米軍再建への課題-元上級将校の提言(3)

A・ホール陸軍サイバー研究所所長

 2002年、韓国、昇格したばかりの少尉は、自身が率いる大隊の初めての実弾訓練があっという間に大混乱となる光景を目の当たりにした。

A・ホール

 アンドリュー・O・ホール 陸軍大佐。ウェストポイント陸軍士官学校の陸軍サイバー研究所所長。ウェストポイント卒業。メリーランド大学で博士号取得。

 大隊の18基の機関砲のうちの1基が火器管制センターに接続されていなかった。実際の戦闘でなら大変な失態だ。

 兵員、下士官らが1時間以上、原因を突き止めようと奮闘したが分からず、待っていた指揮官らのいらいらが募っていった。

 待ちくたびれた少尉がとうとう、自分で見てみようと思った。

 兵員らで混雑した部屋に入っていくと、すぐに、身の回りにいる何十年もの経験を積んできた兵員らに比べて、自身がほとんど何も知らないことが分かる。ところが、不慣れであることが幸いしてか、小さなミスに気が付いた。火器管制コンピューターに間違ったデータが入力されていた。

 管理者がミスを修正すると、システムは正常に作動し、訓練は再開された。

 この逸話は、部下の将校が話してくれたもので、一つの基本的な事実を示している。サイバー技術も、他の技術同様、最終的には人だということだ。

 当時、防衛システムはコンピューターとデジタルネットワークへの依存を強めていた。しかし、敵が兵器システムに、間違った日付など、ほんのささいな誤情報を意図的に入れる可能性があることを考える兵士はまずいなかった。その上、そのようなミスを発見することはほとんど不可能だと考えられていた。

 現在、戦車、榴弾(りゅうだん)砲、ヘリコプターばかりか、物資の輸送管理や配送システムでさえ、デジタル化、ネットワーク化が進んでいる。米兵らが、そのような事態に備えなければならないのは言うまでもない。

 この技術は、戦場で非常に効果的だ。指揮官らにとっては、兵士と敵がどこにいるかが分かりやすくなり、教会、病院、学校など戦闘を回避すべき場所も把握しやすくなる。コンピューターによって、兵器を早く、正確に発射できるようになり、敵を破壊する能力が向上する一方で、二次被害を避け、民間人保護を強化できるようになった。デジタル化で、兵士に食糧、燃料、弾薬を早く正確に届けられるようになり、必要な在庫量を減らし、補給物資輸送の車列を短くできる。

 素晴らしい可能性を持つ技術だが、予想困難な脆弱(ぜいじゃく)性も備えている。敵勢力がシステムや能力を、想定されていなかった方法で破壊する可能性がある。戦場で戦車を破壊する唯一の方法は、物理的力でそれに対抗するしかなかったが、現在では、システムのナビゲーションコンピューターや火器管制システムに小さなエラーを入れることで、無力化できる。

 陸軍サイバー軍、ウェストポイント陸軍士官学校の陸軍サイバー研究所、陸軍サイバー中核的研究拠点は、攻撃的、防衛的サイバー作戦に特化したサイバー即応部隊の設置作業を開始した。

41のサイバー部隊を設置

 陸軍は、関連機関とともに、人材など重要な資源を提供している。ネットワークを確立、維持、防衛するには、スキルを身に付けた数多くの人材が必要になる。陸軍はわずか数年で、サイバー兵のための専門技術分野を設け、軍人、民間人問わず、高い水準のサイバー作戦の訓練を数百人に施し、サイバー空間で活動し、米国を防衛する41のサイバー任務部隊を設置し、サイバー作戦を従来の地上戦戦略の中に統合した。

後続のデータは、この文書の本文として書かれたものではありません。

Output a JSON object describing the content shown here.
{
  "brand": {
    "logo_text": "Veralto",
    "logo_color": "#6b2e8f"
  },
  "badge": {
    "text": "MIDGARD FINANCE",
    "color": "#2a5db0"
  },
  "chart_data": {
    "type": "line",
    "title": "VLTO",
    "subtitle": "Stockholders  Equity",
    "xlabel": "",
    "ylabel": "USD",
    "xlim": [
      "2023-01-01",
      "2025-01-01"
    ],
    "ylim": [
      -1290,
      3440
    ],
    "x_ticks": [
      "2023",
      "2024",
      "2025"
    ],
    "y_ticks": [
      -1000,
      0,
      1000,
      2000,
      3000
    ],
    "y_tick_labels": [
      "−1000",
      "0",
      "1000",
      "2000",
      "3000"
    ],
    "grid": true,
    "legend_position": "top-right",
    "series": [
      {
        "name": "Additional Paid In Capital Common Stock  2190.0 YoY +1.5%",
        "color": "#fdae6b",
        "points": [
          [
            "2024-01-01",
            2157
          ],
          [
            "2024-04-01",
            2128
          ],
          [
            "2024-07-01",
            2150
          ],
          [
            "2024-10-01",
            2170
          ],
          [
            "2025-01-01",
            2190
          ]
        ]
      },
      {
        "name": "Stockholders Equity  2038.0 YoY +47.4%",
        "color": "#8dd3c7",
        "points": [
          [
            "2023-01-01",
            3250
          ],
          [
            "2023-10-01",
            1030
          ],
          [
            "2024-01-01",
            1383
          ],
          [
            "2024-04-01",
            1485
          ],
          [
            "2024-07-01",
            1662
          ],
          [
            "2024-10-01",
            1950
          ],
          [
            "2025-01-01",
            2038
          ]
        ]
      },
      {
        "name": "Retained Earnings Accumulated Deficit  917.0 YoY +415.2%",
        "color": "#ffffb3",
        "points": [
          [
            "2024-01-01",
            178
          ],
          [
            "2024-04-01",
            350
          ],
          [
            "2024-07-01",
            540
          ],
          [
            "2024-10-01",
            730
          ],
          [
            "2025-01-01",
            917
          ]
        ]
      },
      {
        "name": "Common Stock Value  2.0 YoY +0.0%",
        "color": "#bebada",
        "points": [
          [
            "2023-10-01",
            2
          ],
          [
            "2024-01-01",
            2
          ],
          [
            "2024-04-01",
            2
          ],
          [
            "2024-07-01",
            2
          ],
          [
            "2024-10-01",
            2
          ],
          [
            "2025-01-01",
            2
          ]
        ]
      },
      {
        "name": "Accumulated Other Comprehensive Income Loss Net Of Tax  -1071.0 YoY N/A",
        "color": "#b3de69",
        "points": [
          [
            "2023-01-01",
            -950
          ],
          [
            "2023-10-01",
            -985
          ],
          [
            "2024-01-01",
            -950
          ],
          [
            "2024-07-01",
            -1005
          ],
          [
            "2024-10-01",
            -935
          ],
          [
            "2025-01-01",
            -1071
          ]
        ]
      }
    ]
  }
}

 現在、必要なスキルを持ったサイバー要員の募集、教育、訓練の方法について見直しを進めている。これは、技術に関するスキルであり、欠くことができず、創造性を必要とする。例を挙げると、陸軍のサイバー・リーダー養成計画では教育や訓練に加えて、ウェストポイントとROTC(予備役将校訓練課程)の士官候補生に、教室外での絶好の機会を提供している。それによって、米軍のシステムを運用、維持し、複雑な敵の攻撃も理解した陸軍サイバー部隊が生まれる。

 新たな人材以外にも、陸軍全体で変革に取り掛かっている。ほんの数年前まで、兵士が使用する車両の整備にはチェックリストだけあればよかった。今では、デジタルシステムのチェックという大変な作業も行わねばならず、敵が味方を無力化するためにどのような手段を取り得るかを理解しておく必要がある。この兵士らを、さまざまな分野を包括的に担当するチームが支援する。このチームは、必要があれば調査を行い、新たな脅威、脆弱(ぜいじゃく)性について陸軍に報告する。

 この取り組みをリードするのは、陸軍サイバー研究所だ。この研究所を設立するために、戦術に関する包括的な知識を持つ陸軍将校、学術全体にわたる専門知識を持つ民間研究者の協力を得た。これによって、新たな政策、戦略に関する課題を支援、研究する方法を編み出せるようになり、その結果、戦術的に優れた能力を持つ陸軍が誕生している。研究者らが見ているのは目の前の問題だけではない。次に何があるかを考え、産学との協力体制を築いて、解決方法を見つけ出そうとしている。これは、米軍の技術的優位と、柔軟なサイバー戦能力を維持、開発していくには欠かせない。

 従来の通信傍受、情報活動、特殊作戦の優秀な専門家らが連携することで、この取り組みは加速する。米陸軍兵はまだチェックリストを使っているし、技術的ミスで訓練が中断することもある。しかし、今後は、戦場でもサイバー空間でも、この国を守る高い能力を身に付けられるようになる。それは、陸軍サイバー研究所が、陸軍サイバー軍、陸軍サイバー中核的研究拠点、学術界、産業界と連携して進めている研究のおかげだ。